Aug_Mean$Aug_7ma <- rollmean(Aug_Mean$mmeanT, 7, fill = NA, align = "center")

ggplot() +
  geom_bar(data = Aug_avg, aes(x = Aug_Decade, y = Decade_Avg, fill = "Decadal Average"), 
           stat = "identity", alpha = 0.8, width = 8) +
  geom_line(data = Aug_Mean, aes(x = Year, y = mmeanT, color = "Yearly Temperature"), size = 1) +
  geom_line(data = Aug_Mean, aes(x = Year, y = Aug_7ma, color = "7-Year Moving Average"), size = 1) +
  labs(
    title = "Change in August Mean Temperature (1984-2024)",
    x = "Year",
    y = "Mean Temperature (°C)",
    color = "",
    fill = ""
  ) +
  scale_color_manual(values = c("Yearly Temperature" = "yellowgreen", "7-Year Moving Average" = "blue")) +
  scale_fill_manual(values = c("Decadal Average" = "orange")) +
  theme_minimal() +
  theme_tufte()
## Warning: Removed 6 rows containing missing values or values outside the scale range
## (`geom_line()`).

  • January mean temperatures are rising overall, indicating warmer winters

  • The year 2011 appears to be an outlier.

January

Jan_Mean <- Korea %>%
  filter(Month == "01")

Jan_Mean <- Jan_Mean %>%
  group_by(Year) %>%
  summarise(mean(meanT))

Jan_Mean <- Jan_Mean %>%
  rename('mmeanT' = 'mean(meanT)')

Jan_Mean$'mmeanT' <- round(Jan_Mean$'mmeanT', 1)

Jan_Mean$Jan_Decade <- (Jan_Mean$Year %/% 10) * 10 
Jan_avg <- Jan_Mean %>%
  group_by(Jan_Decade) %>%
  summarize(Decade_Avg = mean(mmeanT, na.rm = TRUE))

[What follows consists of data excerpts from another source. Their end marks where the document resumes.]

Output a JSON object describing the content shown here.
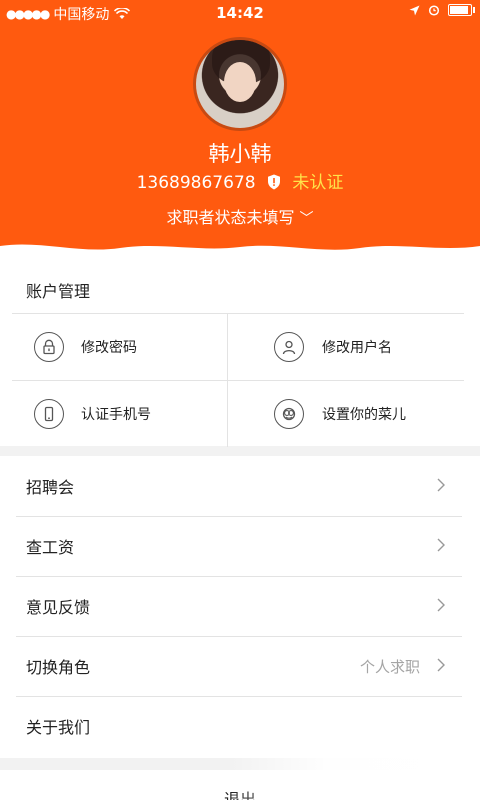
{
  "status_bar": {
    "signal": "●●●●●",
    "carrier": "中国移动",
    "time": "14:42"
  },
  "profile": {
    "name": "韩小韩",
    "phone": "13689867678",
    "verify_status": "未认证",
    "job_status": "求职者状态未填写",
    "job_status_chevron": "﹀"
  },
  "account_section": {
    "title": "账户管理",
    "items": [
      {
        "label": "修改密码",
        "icon": "lock-icon"
      },
      {
        "label": "修改用户名",
        "icon": "user-icon"
      },
      {
        "label": "认证手机号",
        "icon": "phone-icon"
      },
      {
        "label": "设置你的菜儿",
        "icon": "flower-icon"
      }
    ]
  },
  "menu": [
    {
      "label": "招聘会",
      "value": ""
    },
    {
      "label": "查工资",
      "value": ""
    },
    {
      "label": "意见反馈",
      "value": ""
    },
    {
      "label": "切换角色",
      "value": "个人求职"
    },
    {
      "label": "关于我们",
      "value": ""
    }
  ],
  "logout_label": "退出",
  "colors": {
    "header": "#ff5a0f",
    "unverified": "#ffe34a",
    "background": "#f2f2f2"
  }
}
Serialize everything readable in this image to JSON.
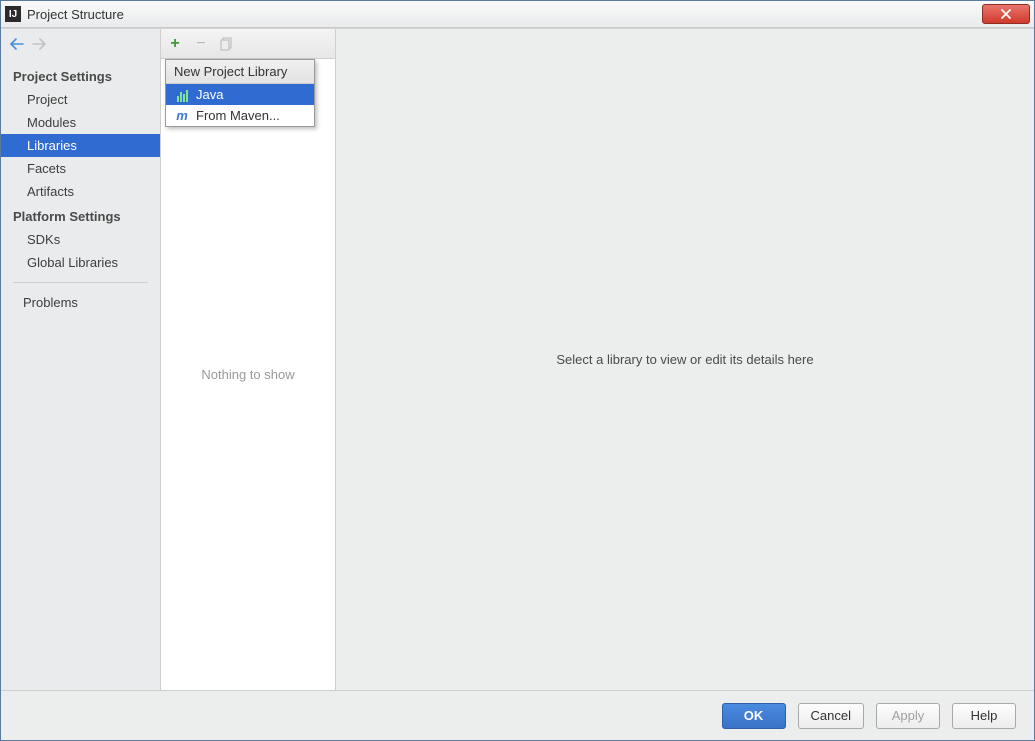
{
  "window": {
    "title": "Project Structure",
    "icon_text": "IJ"
  },
  "nav": {
    "back_enabled": true,
    "forward_enabled": false
  },
  "sidebar": {
    "section1_title": "Project Settings",
    "section2_title": "Platform Settings",
    "items1": [
      "Project",
      "Modules",
      "Libraries",
      "Facets",
      "Artifacts"
    ],
    "items2": [
      "SDKs",
      "Global Libraries"
    ],
    "selected": "Libraries",
    "problems_label": "Problems"
  },
  "midcol": {
    "empty_text": "Nothing to show"
  },
  "dropdown": {
    "header": "New Project Library",
    "items": [
      {
        "label": "Java",
        "icon": "bars"
      },
      {
        "label": "From Maven...",
        "icon": "m"
      }
    ],
    "selected": "Java"
  },
  "main": {
    "placeholder": "Select a library to view or edit its details here"
  },
  "buttons": {
    "ok": "OK",
    "cancel": "Cancel",
    "apply": "Apply",
    "help": "Help"
  }
}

Jan_Mean$Jan_7ma <- rollmean(Jan_Mean$mmeanT, 7, fill = NA, align = "center")

ggplot() +
  geom_bar(data = Jan_avg, aes(x = Jan_Decade, y = Decade_Avg, fill = "Decadal Average"), 
           stat = "identity", alpha = 0.7, width = 9) +
  geom_line(data = Jan_Mean, aes(x = Year, y = mmeanT, color = "Yearly Temperature"), size = 1) +
  geom_line(data = Jan_Mean, aes(x = Year, y = Jan_7ma, color = "7-Year Moving Average"), size = 1) +
  labs(
    title = "Change in January Mean Temperature (1984-2024)",
    x = "Year",
    y = "Mean Temperature (°C)",
    color = "",
    fill = ""
  ) +
  scale_color_manual(values = c("Yearly Temperature" = "yellowgreen", "7-Year Moving Average" = "red")) +
  scale_fill_manual(values = c("Decadal Average" = "blue")) +
  theme_minimal() +
  theme_tufte() 
## Warning: Removed 6 rows containing missing values or values outside the scale range
## (`geom_line()`).

  • August mean temperatures are rising overall, indicating hotter summers.

Conclusion

Winter:

Both minimum and average temperatures in January are rising, with extreme cold becoming less frequent.

Winters are gradually getting warmer over time.

Summer:

Both maximum and average temperatures in August have steadily increased since 1984.

Summers are gradually getting hotter with more frequent and prolonged heatwaves.